Ever since Bobby Manning became pastor at the First Baptist Church of District Heights, he has wanted to be an integral spiritual part of his working-class Prince George’s County community. But he knew that if he wanted to achieve his goal, he would have to get out from within the four walls of his church and touch people where they lived, worked and played.

So, for the past four years, Manning has taken his church’s ministry to senior citizen recreation centers, homeless shelters and local festivals, sharing the gospel with local residents through individual and group conversations.

But on a recent Saturday, Manning, 32, may have organized his most down-to-earth street ministry yet: He and a platoon of volunteers from his church walked into First Laundromat on Marlboro Pike and passed around free detergent and cash so that customers could wash their clothes and hear the words of the gospel.

For five hours, more than 200 people participated in “The Laundromat Takeover,” an effort by the church to let its neighbors know they could get spiritual nourishment even in the most mundane of places.

Manning’s ministering in unexpected places appears to be having an impact. When he took over the church in 2010, its membership stood at fewer than 50. Now, Sunday morning attendance at the 62-year-old church is more than 350.

Senior Pastor Bobby Manning ( First Baptist Church of District Heights )

Manning said his efforts have pumped vitality into what was once a modest ministry in an old-fashioned way: one soul at a time. He talked with The Washington Post’s Hamil Harris about his ministry, which he began after being the young adult minister at First Baptist Church of Glenarden, a megachurch.

Q. You recently went to a laundromat to perform your brand of community ministry. At a time when we have megachurches, praise ministries and massive high-tech ministries, why do you think this strategy is important?

A. We wanted to make a tangible and relevant impact in the community around us. Jesus just didn’t meet spiritual needs. He met physical needs as well. We feel like this is a Jesus model of touching the community. Our mission statement is connecting with communities to cultivate strong Christians.

The District Heights community has had its issues from poverty to crime and blight. Talk about what you see there and how you try to tackle this problem.

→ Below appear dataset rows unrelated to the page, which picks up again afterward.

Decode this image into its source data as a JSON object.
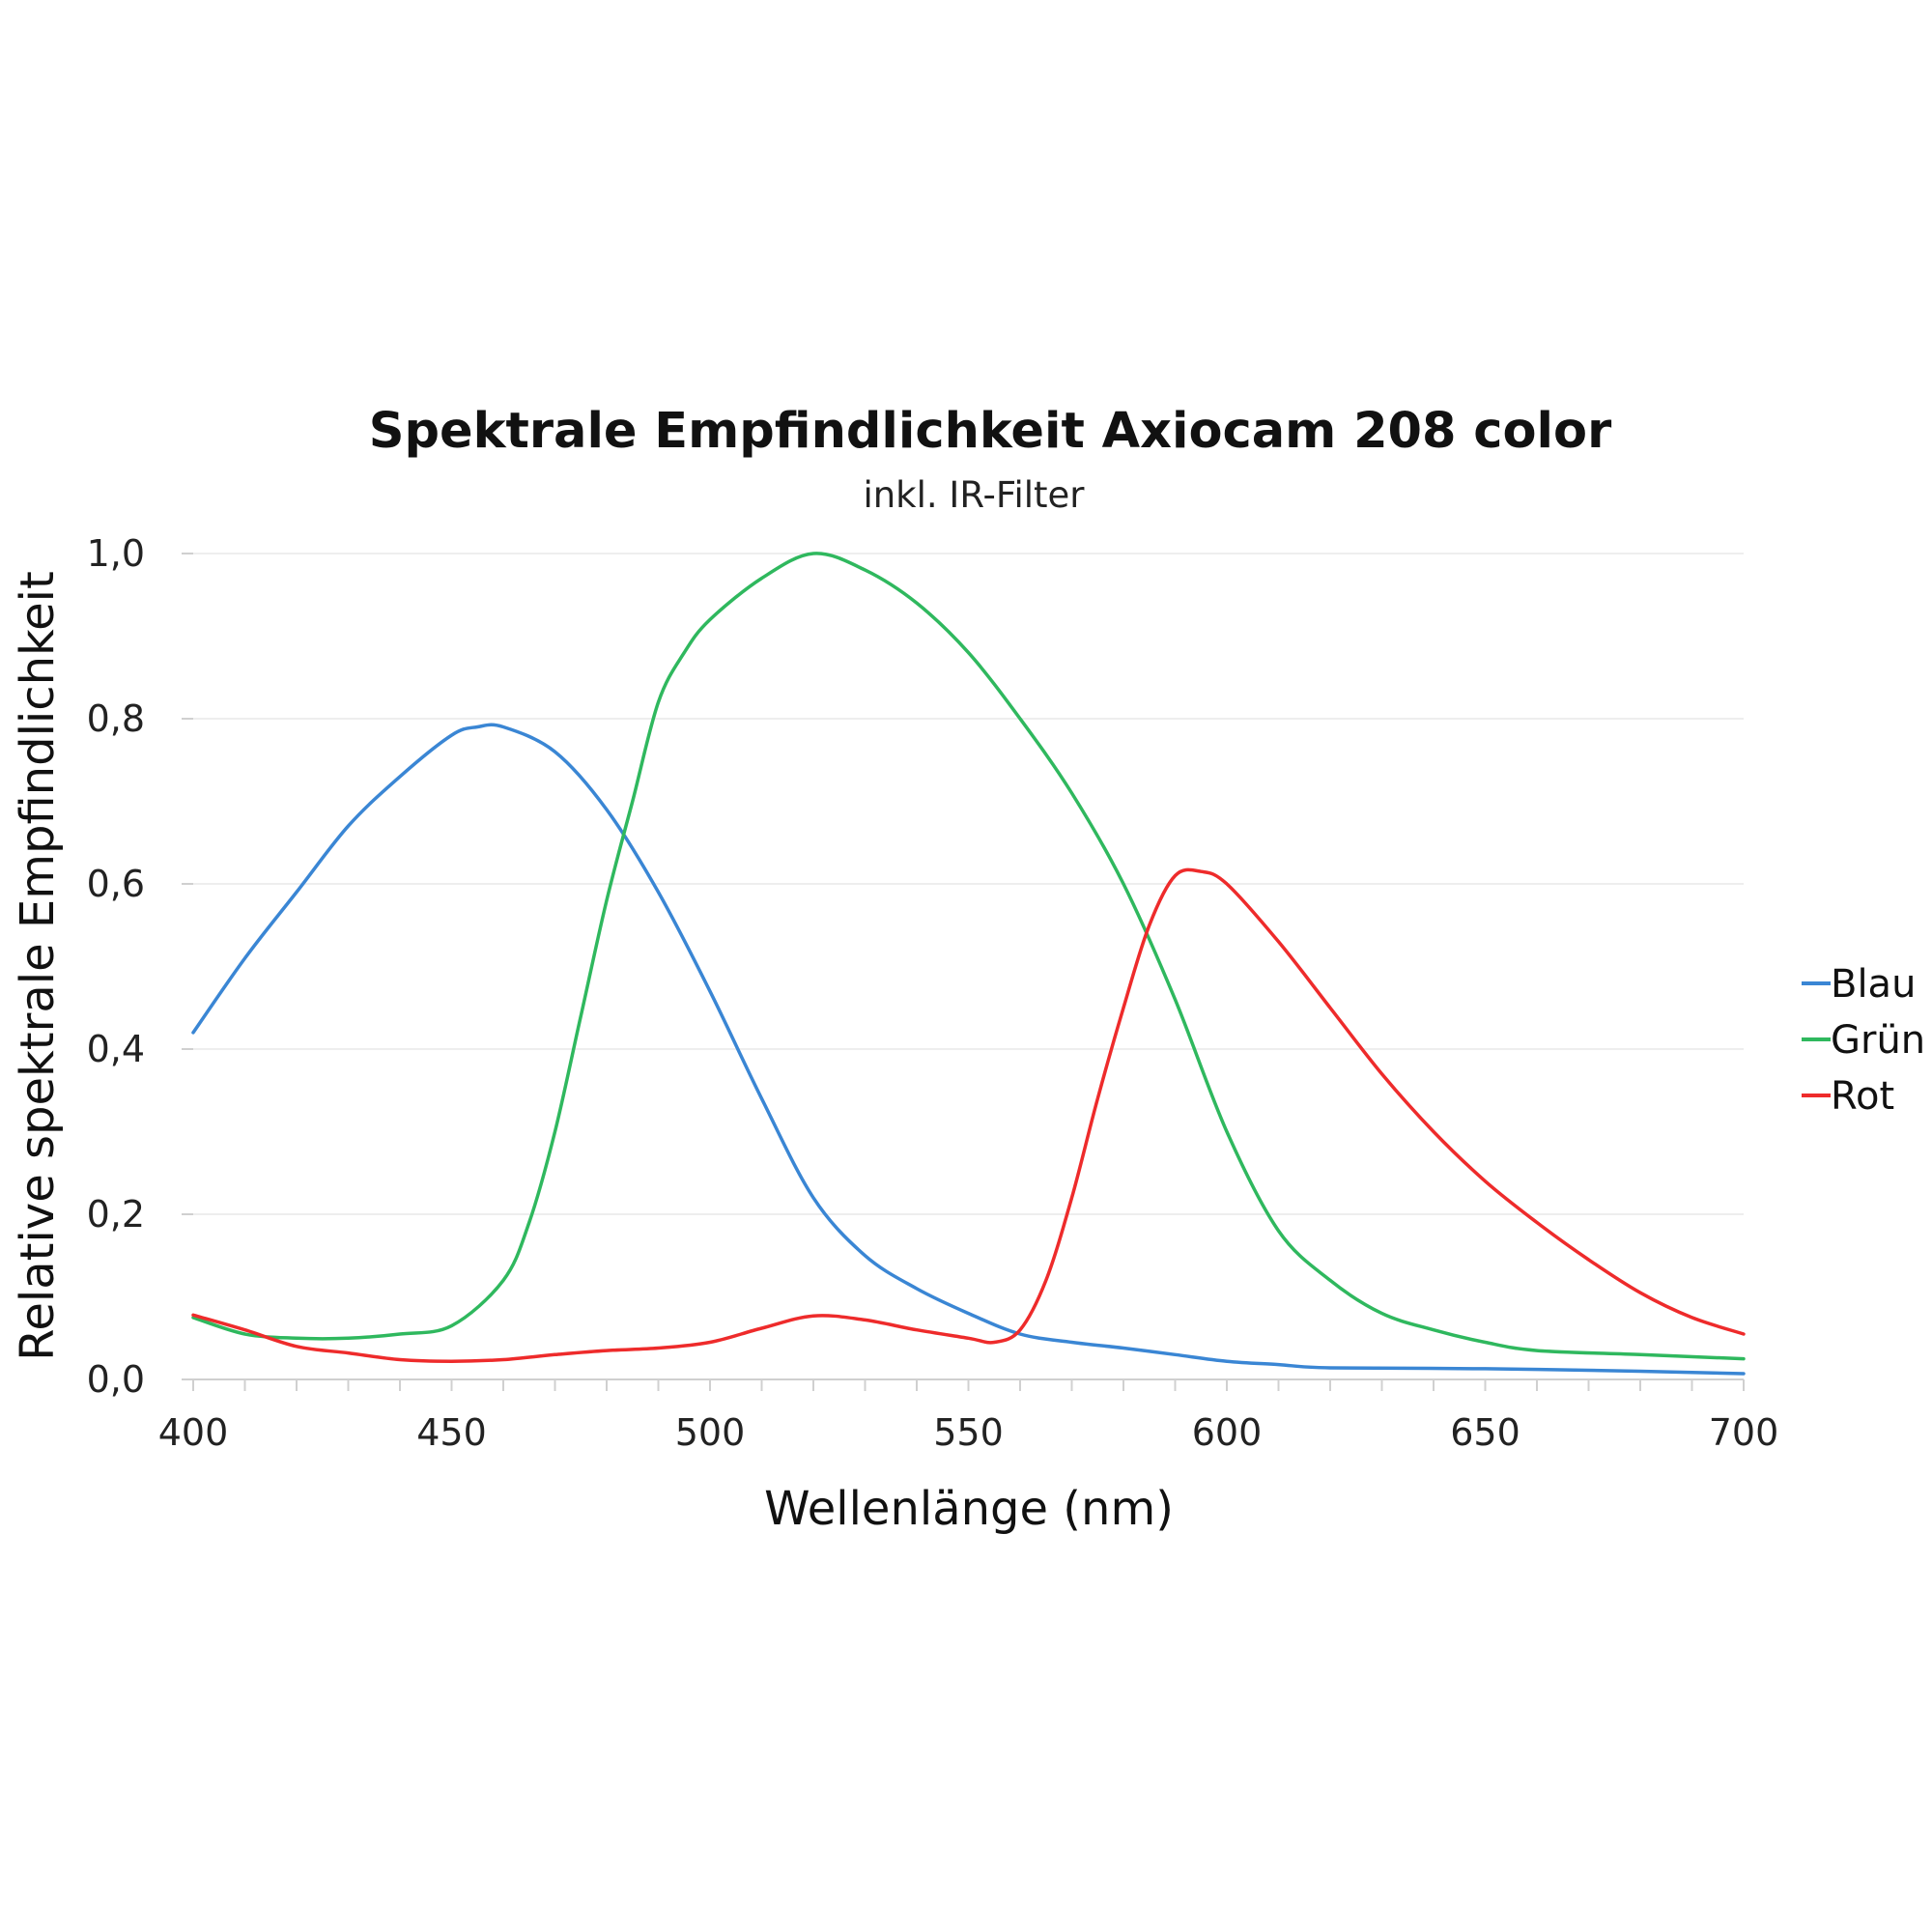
{
  "chart_data": {
    "type": "line",
    "title": "Spektrale Empfindlichkeit Axiocam 208 color",
    "subtitle": "inkl. IR-Filter",
    "xlabel": "Wellenlänge (nm)",
    "ylabel": "Relative spektrale Empfindlichkeit",
    "xlim": [
      400,
      700
    ],
    "ylim": [
      0,
      1
    ],
    "x_ticks": [
      400,
      450,
      500,
      550,
      600,
      650,
      700
    ],
    "x_tick_labels": [
      "400",
      "450",
      "500",
      "550",
      "600",
      "650",
      "700"
    ],
    "y_ticks": [
      0,
      0.2,
      0.4,
      0.6,
      0.8,
      1.0
    ],
    "y_tick_labels": [
      "0,0",
      "0,2",
      "0,4",
      "0,6",
      "0,8",
      "1,0"
    ],
    "grid": "horizontal",
    "legend_position": "right",
    "series": [
      {
        "name": "Blau",
        "color": "#3a86d4",
        "points": [
          [
            400,
            0.42
          ],
          [
            410,
            0.51
          ],
          [
            420,
            0.59
          ],
          [
            430,
            0.67
          ],
          [
            440,
            0.73
          ],
          [
            450,
            0.78
          ],
          [
            455,
            0.79
          ],
          [
            460,
            0.79
          ],
          [
            470,
            0.76
          ],
          [
            480,
            0.69
          ],
          [
            490,
            0.59
          ],
          [
            500,
            0.47
          ],
          [
            510,
            0.34
          ],
          [
            520,
            0.22
          ],
          [
            530,
            0.15
          ],
          [
            540,
            0.11
          ],
          [
            550,
            0.08
          ],
          [
            560,
            0.055
          ],
          [
            570,
            0.045
          ],
          [
            580,
            0.038
          ],
          [
            590,
            0.03
          ],
          [
            600,
            0.022
          ],
          [
            610,
            0.018
          ],
          [
            620,
            0.014
          ],
          [
            650,
            0.013
          ],
          [
            680,
            0.01
          ],
          [
            700,
            0.007
          ]
        ]
      },
      {
        "name": "Grün",
        "color": "#2fb85e",
        "points": [
          [
            400,
            0.075
          ],
          [
            410,
            0.055
          ],
          [
            420,
            0.05
          ],
          [
            430,
            0.05
          ],
          [
            440,
            0.055
          ],
          [
            450,
            0.065
          ],
          [
            460,
            0.12
          ],
          [
            465,
            0.19
          ],
          [
            470,
            0.3
          ],
          [
            475,
            0.44
          ],
          [
            480,
            0.58
          ],
          [
            485,
            0.7
          ],
          [
            490,
            0.82
          ],
          [
            495,
            0.88
          ],
          [
            500,
            0.92
          ],
          [
            510,
            0.97
          ],
          [
            520,
            1.0
          ],
          [
            530,
            0.98
          ],
          [
            540,
            0.94
          ],
          [
            550,
            0.88
          ],
          [
            560,
            0.8
          ],
          [
            570,
            0.71
          ],
          [
            580,
            0.6
          ],
          [
            590,
            0.46
          ],
          [
            600,
            0.3
          ],
          [
            610,
            0.18
          ],
          [
            620,
            0.12
          ],
          [
            630,
            0.08
          ],
          [
            640,
            0.06
          ],
          [
            650,
            0.045
          ],
          [
            660,
            0.035
          ],
          [
            680,
            0.03
          ],
          [
            700,
            0.025
          ]
        ]
      },
      {
        "name": "Rot",
        "color": "#ee2b2b",
        "points": [
          [
            400,
            0.078
          ],
          [
            410,
            0.06
          ],
          [
            420,
            0.04
          ],
          [
            430,
            0.032
          ],
          [
            440,
            0.024
          ],
          [
            450,
            0.022
          ],
          [
            460,
            0.024
          ],
          [
            470,
            0.03
          ],
          [
            480,
            0.035
          ],
          [
            490,
            0.038
          ],
          [
            500,
            0.045
          ],
          [
            510,
            0.062
          ],
          [
            520,
            0.077
          ],
          [
            530,
            0.072
          ],
          [
            540,
            0.06
          ],
          [
            550,
            0.05
          ],
          [
            555,
            0.045
          ],
          [
            560,
            0.06
          ],
          [
            565,
            0.12
          ],
          [
            570,
            0.22
          ],
          [
            575,
            0.34
          ],
          [
            580,
            0.45
          ],
          [
            585,
            0.55
          ],
          [
            590,
            0.61
          ],
          [
            595,
            0.615
          ],
          [
            600,
            0.6
          ],
          [
            610,
            0.53
          ],
          [
            620,
            0.45
          ],
          [
            630,
            0.37
          ],
          [
            640,
            0.3
          ],
          [
            650,
            0.24
          ],
          [
            660,
            0.19
          ],
          [
            670,
            0.145
          ],
          [
            680,
            0.105
          ],
          [
            690,
            0.075
          ],
          [
            700,
            0.055
          ]
        ]
      }
    ]
  }
}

In that area of the community, you are right. There is poverty. There are folks with low income, struggling with how they are going to feed their families with very little residual income. Our church has been known as a community resource for the area. We have done that by several means: grocery giveaways; we do homeless feeding; we give away book bags and school supplies to the elementary schools nearby. We are looking for different and creative ways to meet tangible needs to the people outside our walls.

Do you think it is a trend for ministers like yourself to leave larger churches to start new ministries?

I honestly don’t know. There are several different churches for several different people. There are some people who love the megachurch atmosphere and the megachurch feel, and then there are those who prefer a smaller, more closer-knit church community. I believe that every person needs a community of faith where they can connect. Some will connect with [megachurch] First Baptist of Glenarden, and some will connect at a smaller church, like mine.

What’s ahead for the church now? What can we expect from First Baptist Church of District Heights as we move into the Thanksgiving and Christmas season?

You can expect us to continue to do what we do — connecting with our community and meeting tangible needs. We will have certain events around Halloween, Thanksgiving, Christmas, just looking for ways to be a blessing to the people in our community who may need a helping hand up.